THE LEGAL HISTORY — cite it: NFIB v. SEBELIUS (2012) upheld the individual mandate as a valid exercise of the TAXING power (not the Commerce Clause) BUT made MEDICAID EXPANSION EFFECTIVELY OPTIONAL for states — which created the “COVERAGE GAP”: in non-expansion states, people too poor for marketplace subsidies but ineligible for existing Medicaid have NO affordable option. THIS IS THE PUREST EXAMPLE OF AN UNINTENDED CONSEQUENCE IN MODERN US HEALTH POLICY — a decision meant to protect state sovereignty left the poorest people in non-expansion states worse off than those slightly above them. Also: King v. Burwell (2015) and California v. Texas (2021).
THE POLITICS: the ACA was built on a MARKET-BASED architecture with Republican intellectual origins (the Heritage Foundation’s individual mandate proposal; Massachusetts’ Romneycare) — which is why the intensity of partisan opposition is a genuinely interesting political puzzle rather than a simple ideological story. Interest groups shaped it decisively: hospitals accepted payment cuts in exchange for expanded coverage; PhRMA secured concessions; insurers gained a mandated customer base.
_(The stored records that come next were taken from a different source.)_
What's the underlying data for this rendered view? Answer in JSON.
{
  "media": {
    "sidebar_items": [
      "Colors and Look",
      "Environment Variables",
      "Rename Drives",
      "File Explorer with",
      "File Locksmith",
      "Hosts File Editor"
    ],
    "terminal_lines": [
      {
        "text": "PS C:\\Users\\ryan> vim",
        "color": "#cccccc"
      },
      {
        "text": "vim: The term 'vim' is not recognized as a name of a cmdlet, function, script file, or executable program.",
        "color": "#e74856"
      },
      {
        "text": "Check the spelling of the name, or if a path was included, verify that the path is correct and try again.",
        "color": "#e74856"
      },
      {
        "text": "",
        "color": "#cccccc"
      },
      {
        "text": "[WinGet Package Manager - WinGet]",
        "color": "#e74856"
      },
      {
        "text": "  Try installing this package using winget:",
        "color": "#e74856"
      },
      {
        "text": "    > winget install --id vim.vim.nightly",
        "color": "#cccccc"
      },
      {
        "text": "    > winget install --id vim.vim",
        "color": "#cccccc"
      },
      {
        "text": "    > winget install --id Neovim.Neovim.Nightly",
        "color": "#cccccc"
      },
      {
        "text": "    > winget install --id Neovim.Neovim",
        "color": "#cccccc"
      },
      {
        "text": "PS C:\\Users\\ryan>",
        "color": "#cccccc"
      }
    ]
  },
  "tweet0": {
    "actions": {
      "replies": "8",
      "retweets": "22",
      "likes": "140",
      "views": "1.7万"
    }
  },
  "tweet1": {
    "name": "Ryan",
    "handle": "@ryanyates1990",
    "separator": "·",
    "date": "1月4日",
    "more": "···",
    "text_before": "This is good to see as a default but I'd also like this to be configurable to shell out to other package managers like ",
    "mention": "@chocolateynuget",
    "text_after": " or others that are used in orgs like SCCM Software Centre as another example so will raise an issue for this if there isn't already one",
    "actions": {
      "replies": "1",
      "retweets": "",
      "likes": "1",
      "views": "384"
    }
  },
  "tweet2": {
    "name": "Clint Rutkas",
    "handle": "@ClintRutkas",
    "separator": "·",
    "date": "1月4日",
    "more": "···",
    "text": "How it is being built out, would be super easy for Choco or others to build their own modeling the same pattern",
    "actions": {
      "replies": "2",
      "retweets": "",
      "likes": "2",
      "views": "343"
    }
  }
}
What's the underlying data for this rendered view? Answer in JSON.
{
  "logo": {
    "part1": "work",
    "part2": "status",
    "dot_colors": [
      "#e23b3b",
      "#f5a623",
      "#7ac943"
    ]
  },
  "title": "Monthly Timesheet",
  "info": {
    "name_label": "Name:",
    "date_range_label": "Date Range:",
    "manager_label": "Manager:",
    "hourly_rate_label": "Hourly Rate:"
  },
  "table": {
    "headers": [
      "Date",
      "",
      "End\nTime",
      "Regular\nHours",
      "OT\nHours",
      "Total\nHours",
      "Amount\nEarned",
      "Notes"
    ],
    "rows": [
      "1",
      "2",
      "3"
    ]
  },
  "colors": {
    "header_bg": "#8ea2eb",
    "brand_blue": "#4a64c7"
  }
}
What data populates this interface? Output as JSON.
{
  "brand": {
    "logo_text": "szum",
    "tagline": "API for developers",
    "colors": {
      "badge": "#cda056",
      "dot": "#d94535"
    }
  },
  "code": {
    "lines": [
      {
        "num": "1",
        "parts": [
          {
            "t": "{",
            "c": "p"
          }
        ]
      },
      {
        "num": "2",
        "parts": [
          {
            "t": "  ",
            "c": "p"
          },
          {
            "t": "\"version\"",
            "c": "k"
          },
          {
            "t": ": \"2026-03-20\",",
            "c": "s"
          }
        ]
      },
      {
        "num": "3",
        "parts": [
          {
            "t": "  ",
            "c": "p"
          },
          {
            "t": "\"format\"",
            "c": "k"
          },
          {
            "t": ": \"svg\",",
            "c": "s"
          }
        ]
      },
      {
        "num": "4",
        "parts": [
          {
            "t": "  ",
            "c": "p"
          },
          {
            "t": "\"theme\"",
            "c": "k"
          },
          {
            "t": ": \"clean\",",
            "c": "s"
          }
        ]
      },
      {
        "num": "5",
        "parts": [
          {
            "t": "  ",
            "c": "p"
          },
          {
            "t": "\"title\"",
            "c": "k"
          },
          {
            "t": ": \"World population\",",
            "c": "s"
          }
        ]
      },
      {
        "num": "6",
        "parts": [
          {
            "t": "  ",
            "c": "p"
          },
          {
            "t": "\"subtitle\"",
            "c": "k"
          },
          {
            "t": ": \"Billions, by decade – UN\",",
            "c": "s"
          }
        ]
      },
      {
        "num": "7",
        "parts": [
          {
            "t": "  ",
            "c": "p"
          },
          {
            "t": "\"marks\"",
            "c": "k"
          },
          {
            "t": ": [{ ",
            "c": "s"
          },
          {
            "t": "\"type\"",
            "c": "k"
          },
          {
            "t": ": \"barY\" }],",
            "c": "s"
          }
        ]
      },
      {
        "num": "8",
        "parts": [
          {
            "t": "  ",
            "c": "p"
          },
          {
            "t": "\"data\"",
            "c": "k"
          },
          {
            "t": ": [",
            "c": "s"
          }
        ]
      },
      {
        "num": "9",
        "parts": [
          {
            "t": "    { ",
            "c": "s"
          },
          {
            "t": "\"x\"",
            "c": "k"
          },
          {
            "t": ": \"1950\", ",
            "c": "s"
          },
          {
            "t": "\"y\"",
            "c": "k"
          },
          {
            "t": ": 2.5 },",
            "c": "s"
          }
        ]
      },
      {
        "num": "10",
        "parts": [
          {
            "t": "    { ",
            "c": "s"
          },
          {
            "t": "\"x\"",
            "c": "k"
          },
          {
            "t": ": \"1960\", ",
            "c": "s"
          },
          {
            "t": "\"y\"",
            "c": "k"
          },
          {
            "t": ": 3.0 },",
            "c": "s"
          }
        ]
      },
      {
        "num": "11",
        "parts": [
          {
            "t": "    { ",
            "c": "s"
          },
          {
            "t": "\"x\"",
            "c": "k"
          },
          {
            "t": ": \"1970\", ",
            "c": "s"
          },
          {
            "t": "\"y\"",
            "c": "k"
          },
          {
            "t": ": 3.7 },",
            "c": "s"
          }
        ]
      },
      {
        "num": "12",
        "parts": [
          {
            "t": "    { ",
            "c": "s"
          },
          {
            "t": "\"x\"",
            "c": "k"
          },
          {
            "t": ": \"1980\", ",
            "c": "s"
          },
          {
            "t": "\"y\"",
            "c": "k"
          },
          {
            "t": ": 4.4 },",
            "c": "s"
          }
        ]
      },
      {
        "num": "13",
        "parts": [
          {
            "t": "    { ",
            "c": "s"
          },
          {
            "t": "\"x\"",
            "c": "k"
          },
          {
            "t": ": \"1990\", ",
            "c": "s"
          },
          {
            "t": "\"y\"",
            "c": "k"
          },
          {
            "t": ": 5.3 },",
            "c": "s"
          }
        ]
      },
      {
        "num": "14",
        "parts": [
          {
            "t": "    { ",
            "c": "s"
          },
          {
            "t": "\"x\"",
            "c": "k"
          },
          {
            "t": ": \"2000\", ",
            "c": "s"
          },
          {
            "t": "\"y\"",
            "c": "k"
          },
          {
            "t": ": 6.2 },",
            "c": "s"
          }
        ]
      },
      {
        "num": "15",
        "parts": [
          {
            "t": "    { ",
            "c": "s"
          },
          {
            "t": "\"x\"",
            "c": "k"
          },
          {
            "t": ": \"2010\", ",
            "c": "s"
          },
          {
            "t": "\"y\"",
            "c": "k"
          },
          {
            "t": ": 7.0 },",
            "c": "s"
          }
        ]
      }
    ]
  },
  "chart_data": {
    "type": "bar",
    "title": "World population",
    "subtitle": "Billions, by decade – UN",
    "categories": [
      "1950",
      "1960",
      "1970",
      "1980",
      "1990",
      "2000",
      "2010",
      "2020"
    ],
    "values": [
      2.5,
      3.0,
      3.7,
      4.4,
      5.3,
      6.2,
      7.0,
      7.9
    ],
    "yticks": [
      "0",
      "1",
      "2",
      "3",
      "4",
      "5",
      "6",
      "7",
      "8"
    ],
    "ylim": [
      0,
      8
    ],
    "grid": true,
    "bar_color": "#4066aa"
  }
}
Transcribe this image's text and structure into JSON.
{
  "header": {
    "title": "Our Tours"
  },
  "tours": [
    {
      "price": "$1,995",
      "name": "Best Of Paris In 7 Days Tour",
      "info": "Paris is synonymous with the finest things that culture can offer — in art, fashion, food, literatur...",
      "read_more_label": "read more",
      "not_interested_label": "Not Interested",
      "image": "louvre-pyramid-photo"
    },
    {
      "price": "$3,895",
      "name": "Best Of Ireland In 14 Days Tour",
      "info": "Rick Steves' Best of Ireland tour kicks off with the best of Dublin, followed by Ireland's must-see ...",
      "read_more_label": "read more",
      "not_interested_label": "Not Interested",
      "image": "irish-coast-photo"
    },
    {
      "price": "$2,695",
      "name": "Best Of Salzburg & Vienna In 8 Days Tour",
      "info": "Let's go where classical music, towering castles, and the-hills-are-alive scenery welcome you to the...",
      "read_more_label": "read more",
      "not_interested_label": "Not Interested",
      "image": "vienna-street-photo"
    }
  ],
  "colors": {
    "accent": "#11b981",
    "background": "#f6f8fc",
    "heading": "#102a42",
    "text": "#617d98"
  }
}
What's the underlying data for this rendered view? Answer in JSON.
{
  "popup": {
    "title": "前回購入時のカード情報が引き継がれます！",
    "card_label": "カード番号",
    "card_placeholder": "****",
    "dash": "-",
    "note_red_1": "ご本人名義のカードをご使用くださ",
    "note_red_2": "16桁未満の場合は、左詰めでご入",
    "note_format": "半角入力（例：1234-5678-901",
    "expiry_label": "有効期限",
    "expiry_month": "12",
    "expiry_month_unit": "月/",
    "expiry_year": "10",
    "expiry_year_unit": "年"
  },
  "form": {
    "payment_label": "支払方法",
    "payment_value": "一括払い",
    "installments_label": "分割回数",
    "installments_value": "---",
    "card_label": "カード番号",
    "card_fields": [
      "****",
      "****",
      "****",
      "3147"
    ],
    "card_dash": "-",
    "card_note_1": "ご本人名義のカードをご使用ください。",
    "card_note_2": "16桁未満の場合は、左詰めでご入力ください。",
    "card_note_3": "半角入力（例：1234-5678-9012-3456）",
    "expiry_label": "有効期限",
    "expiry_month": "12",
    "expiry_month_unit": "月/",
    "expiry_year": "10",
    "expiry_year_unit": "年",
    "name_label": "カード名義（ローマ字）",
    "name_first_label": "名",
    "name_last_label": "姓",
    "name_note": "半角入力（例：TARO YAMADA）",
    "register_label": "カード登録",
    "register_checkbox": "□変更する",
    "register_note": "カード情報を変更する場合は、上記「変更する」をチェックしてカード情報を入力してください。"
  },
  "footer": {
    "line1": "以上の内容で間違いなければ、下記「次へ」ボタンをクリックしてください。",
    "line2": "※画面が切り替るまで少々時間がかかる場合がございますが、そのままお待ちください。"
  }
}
Explaining these bargains is exactly the “competing interests” analysis the assignment asks for.
EVALUATE ON EVIDENCE: the uninsured rate fell substantially; coverage gains were largest in expansion states; the Medicaid expansion literature finds improvements in access, financial security, and some health outcomes. Costs and premiums remain contested. BE EVENHANDED — present the strongest version of both critiques (cost, narrow networks, deductibles, market concentration) and both defenses. A paper that reads as advocacy loses marks.
NURSING RELEVANCE: expanded coverage, prevention and wellness funding, workforce provisions, nurse-managed health clinics, and the Prevention and Public Health Fund.